As you can see, mounting a fan in front of the upper HDD cage is possible. I’ve got a 10,000 RPM Raptor in there, so having the additional cooling is convenient. Both cages are removable, and are secured with a single thumbscrew. The two HDD trays in the upper cage slide out to make hard drive installation easier.

You’ve probably been wondering about the little white plugs and those, my friends, are silicon mounts, which completely eliminate hard drive vibration. All six possible hard drives are mounted on these with the included screws. One thing that became a slight nuisance was tightening the screws, which started twisting the silicon dampeners.
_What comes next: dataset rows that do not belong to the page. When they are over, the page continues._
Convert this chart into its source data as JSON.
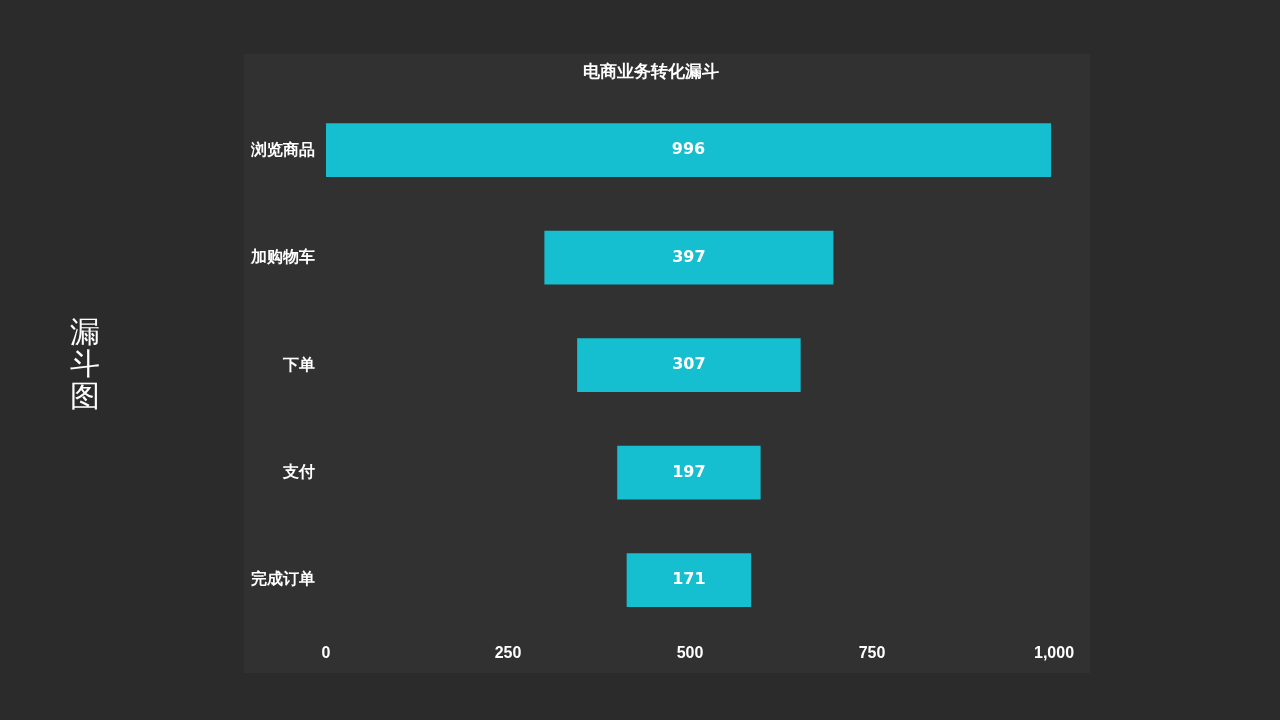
{
  "chart_data": {
    "type": "bar",
    "orientation": "horizontal",
    "title": "电商业务转化漏斗",
    "categories": [
      "浏览商品",
      "加购物车",
      "下单",
      "支付",
      "完成订单"
    ],
    "values": [
      996,
      397,
      307,
      197,
      171
    ],
    "base": [
      0,
      300,
      345,
      400,
      413
    ],
    "color": "#16bfcf",
    "xlim": [
      0,
      1000
    ],
    "xticks": [
      0,
      250,
      500,
      750,
      {
        "value": 1000,
        "label": "1,000"
      }
    ],
    "data_labels": true,
    "annotations": [
      "漏斗图"
    ]
  }
}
I found that adding a tiny bit of water with a damp paper towel solved this problem.

The right panel is removed to reveal about an inch of room for routing even the thickest cables. This obviously increases air-flow and just makes the inside of your case a whole lot prettier. Antec included some cable ties but they proved to be weak and ultimately useless. As you can see, I ended up using zip ties instead. Not a big flaw but it would help if Antec threw in a few regular cable ties.

The P190’s most noticeable flaw comes in the form of PSU cabling. A 650-watt PSU powers your motherboard and graphics, while the 550-watt secondary PSU picks up hard drives, fans, and other peripherals. This setup makes for an unbalanced distribution of power, with the 650-watt unit being overloaded in case you decide to go with quad SLI or CrossfireX graphics. Such a configuration can draw as much as 430-watts. Unfortunately the four necessary cables are all permanently attached to the main PSU.

Although the second PSU is modular, Antec fails to include any PCI Express power connectors for it. After purchasing the two necessary cables, a quad graphics setup can theoretically be possible with one PSU per card.

Overall, this is a product I highly recommend for anyone with deep pockets and a lust for the greatest. If you’ve got about $400 to spend on a case, get it. For about $250 less however, you can get the P182. It’s practically the same case except without a power supply and room for extended-ATX form factor motherboards. One thing is for certain though, if you want to go cool ‘n’ quiet, Antec is the way.